Adams is Co-Chair of Fox’s White Collar Criminal Defense & Regulatory Compliance group. He filed the friend-of-the-court brief along with Fox attorneys Marissa Koblitz Kingman, Jordan Kaplan and Victoria Salami on behalf of the Association of Criminal Defense Lawyers of New Jersey (ACDL-NJ), the local chapter of the National Association of Criminal Defense Lawyers (NACDL), with support from the NACDL's Fourth Amendment Law Center in Washington, DC. Adams is an officer of the ACDL-NJ.

Adams will argue the case as amicus before the New Jersey Supreme Court this fall.

The case is significant, Adams said, because it is one of only a handful of cases currently making their way through the courts in various states that raise questions of “bedrock constitutional rights in the modern digital age.”  He added, “the term ‘compel,’ when used to refer to a criminal defendant, raises issues of the highest constitutional magnitude.”

Prior to the New Jersey Appellate Division’s ruling that will now be reviewed by New Jersey Supreme Court, only one other intermediate appellate court had approved such a compulsory password disclosure for a cell phone search.

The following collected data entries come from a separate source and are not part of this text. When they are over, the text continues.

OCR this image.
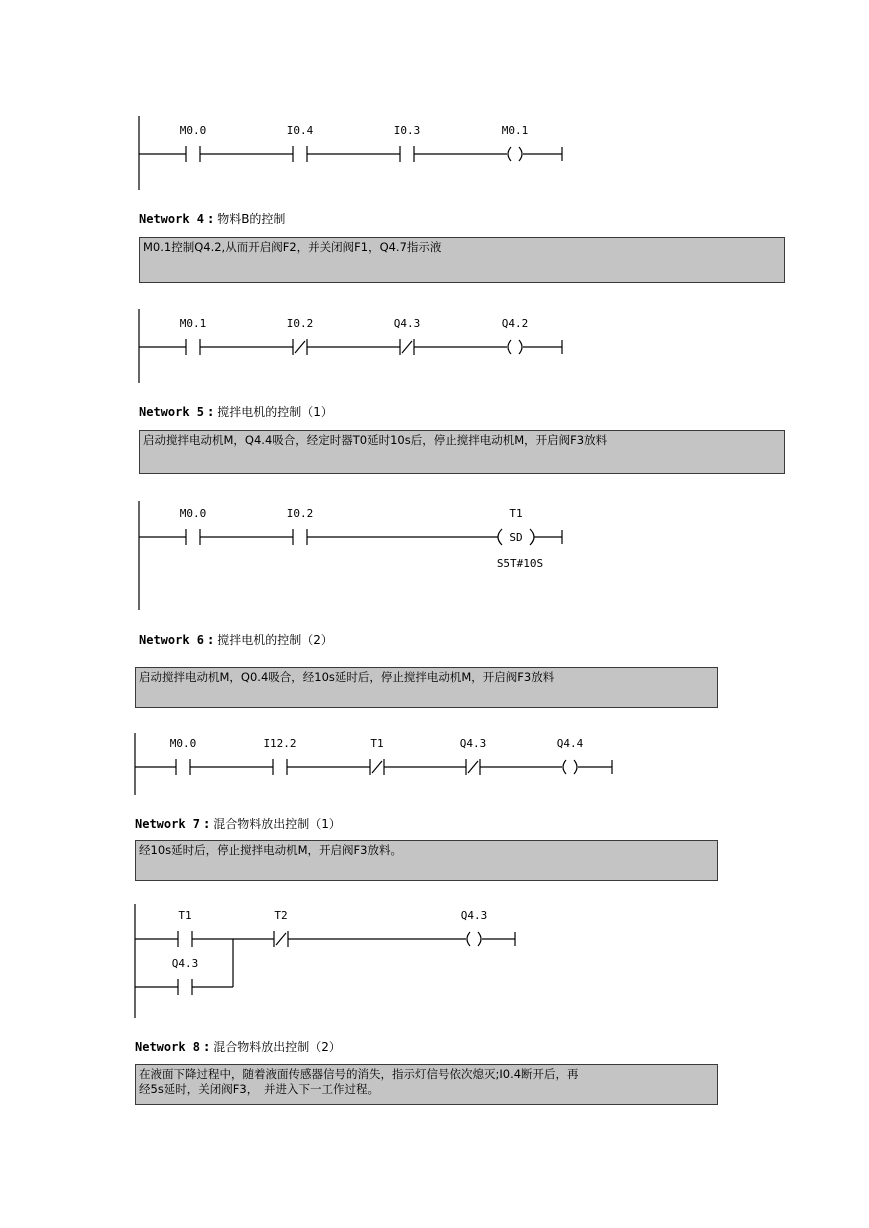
Network 4 : 物料B的控制
M0.1控制Q4.2,从而开启阀F2，并关闭阀F1，Q4.7指示液
Network 5 : 搅拌电机的控制（1）
启动搅拌电动机M，Q4.4吸合，经定时器T0延时10s后，停止搅拌电动机M，开启阀F3放料
Network 6 : 搅拌电机的控制（2）
启动搅拌电动机M，Q0.4吸合，经10s延时后，停止搅拌电动机M，开启阀F3放料
Network 7 : 混合物料放出控制（1）
经10s延时后，停止搅拌电动机M，开启阀F3放料。
Network 8 : 混合物料放出控制（2）
在液面下降过程中，随着液面传感器信号的消失，指示灯信号依次熄灭;I0.4断开后，再
经5s延时，关闭阀F3，　并进入下一工作过程。
M0.0	I0.4	I0.3	M0.1
M0.1	I0.2	Q4.3	Q4.2
M0.0	I0.2
SD
T1
S5T#10S
M0.0	I12.2	T1	Q4.3	Q4.4
T1	T2	Q4.3
Q4.3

Adams noted that the Florida appellate panel's decision was ultimately reversed less than two years later.

“The New Jersey Supreme Court has a proud tradition of protecting individual rights, and this case could set an important precedent that will guide courts throughout the country,” Adams said.

Adams said various commentators have criticized the New Jersey Appellate Division's decision now to be heard in an interlocutory appeal by the New Jersey Supreme Court, as "illogical," "contrary to constitutional principles," and a "miscarriage of justice."

On this same subject, Adams and Koblitz Kingman authored a piece for the New Jersey Law Journal late last year entitled, “NJ Needs Protections Against Compelled Disclosure of Mobile Device Passwords.”  In 2016, Adams and Kaplan authored another piece for the New Jersey Law Journal entitled, “High Stakes Digital CSI,” in which the Fox duo analyzed the digital evidence challenges presented by the terror attack in San Bernardino, California on December 2, 2015.  The Fox team led by Adams responsible for this latest high profile digital evidence result has become particularly known for its sophisticated command of emerging issues at the intersection of technology and law.